Saturday, June 18, 2011

Sadede gelebilirim...


yanyana 4 masa, 4 masada da sadece kadın var.
20lerinde, 30larında, 40larında, sadece kadınlar.
bizde dahiliz o kadınlara, 20lerinde olanlar klasmanından.

yemek yiyoruz. yerken, yıllaar yıllar once, bi asagı sokakta oturup da konustuklarımızı hatırlıyoruz. sora simdiki bize donup bakıyoruz. hayat cok korkunc! diyoruz. cesaret lazım diyoruz. kime sorsan mutsuz oldugu seyleri sıralar durur, ama degistirmek icin bisey yapmadıgı surece ben onun mutsuzlugunu ciddiye almam diyoruz.

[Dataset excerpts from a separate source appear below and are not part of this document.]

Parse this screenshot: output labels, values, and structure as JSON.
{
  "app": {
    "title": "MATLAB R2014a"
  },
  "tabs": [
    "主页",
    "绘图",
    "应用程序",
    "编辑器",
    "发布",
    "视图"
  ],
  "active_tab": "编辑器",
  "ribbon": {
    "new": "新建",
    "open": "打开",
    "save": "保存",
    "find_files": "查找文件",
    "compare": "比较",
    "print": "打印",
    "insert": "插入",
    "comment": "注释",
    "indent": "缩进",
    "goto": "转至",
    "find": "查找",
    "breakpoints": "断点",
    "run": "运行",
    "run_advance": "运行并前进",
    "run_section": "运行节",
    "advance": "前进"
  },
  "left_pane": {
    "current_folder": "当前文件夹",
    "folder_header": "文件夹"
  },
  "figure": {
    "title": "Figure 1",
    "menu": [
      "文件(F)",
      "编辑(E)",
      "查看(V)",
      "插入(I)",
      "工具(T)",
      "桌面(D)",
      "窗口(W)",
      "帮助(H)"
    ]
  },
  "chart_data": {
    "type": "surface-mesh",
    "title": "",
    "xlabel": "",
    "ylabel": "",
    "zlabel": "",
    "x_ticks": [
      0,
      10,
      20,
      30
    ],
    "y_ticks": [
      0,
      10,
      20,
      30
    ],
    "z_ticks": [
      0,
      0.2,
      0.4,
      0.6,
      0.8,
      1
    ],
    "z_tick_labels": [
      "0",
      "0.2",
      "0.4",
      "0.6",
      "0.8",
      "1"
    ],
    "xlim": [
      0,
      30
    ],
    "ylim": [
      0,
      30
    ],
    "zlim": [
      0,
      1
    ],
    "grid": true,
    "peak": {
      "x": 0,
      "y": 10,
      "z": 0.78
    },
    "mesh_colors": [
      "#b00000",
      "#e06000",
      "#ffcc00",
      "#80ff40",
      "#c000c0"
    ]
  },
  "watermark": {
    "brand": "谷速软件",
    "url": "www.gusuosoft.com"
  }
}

sarap, spaghetti, salata, hepsi bitiyo.
dısarda oturalim diyoruz, dısarı cıkıyoruz.
yalın'ın sarkısından acılıyo laf, telefondan youtube acıp bi kulak sende bi kulak bende, al bi kerede sen dinle yapıp, onumuzde tatlılar, sarkı dinliyoruz. arkadan kamyonlar geciyo, sozlerini duymuyoruz, olsun, dinliyoruz.

simdi ne icicez? diyoruz, haftanın 55inci mojito'sundan son dakika u dönüp sangriaya karar veriyoruz. hastaneler, sorumluluklar, işler, güçler, güç işler derken, abi atiye diye bi kız var, onun da budur diye bi sarkısı var! lafı uzerine, bi anda youtube'a atlayıp tekrar, bu sefer de atiye dinliyoruz. oturdugumuz yerden atiye'nin dansını yapmaya calısıyoruz, yapamıyoruz.

zaman ne zaman geciyo, saat ne zaman bu saat oluyo, anlamıyoruz.
"yavas yavas delirdim, kimse farketmedi" lafına, durup durup, surekli guluyoruz.
.
.
.
sadede gelemedim di mi?
.
sudur ki diyecegim, o masalarda oturan, 2o'lerinde, 30'larında, 40'larında olan kadınlar, bazen sandıgınız gibi hayatlarında baska hicbisey olmadıgı icin, yalnız oldukları icin, dertli oldukları icin, koca aradıkları veya kocalarından sıkıldıkları icin takılmıyolar birlikte. o masalarda oturan kadınlar o masada en katıksız, en kasıntısız ve en tasasız halleriyle olabildikleri icin, karsılarındaki kadınlar onu boyle anlayabildigi ve sevdigi icin, ve herkesin buna bazen cok ihtiyacı oldugu icin birlikteler.

"sen ne zaman sıkıntıda olsan, bloguna lise zamanlarıyla ilgili bisi yazıyosun, ben anlamıstım zaten..."

ben anlamamıstım bunu mesela... ama işte, anlatabildim mi?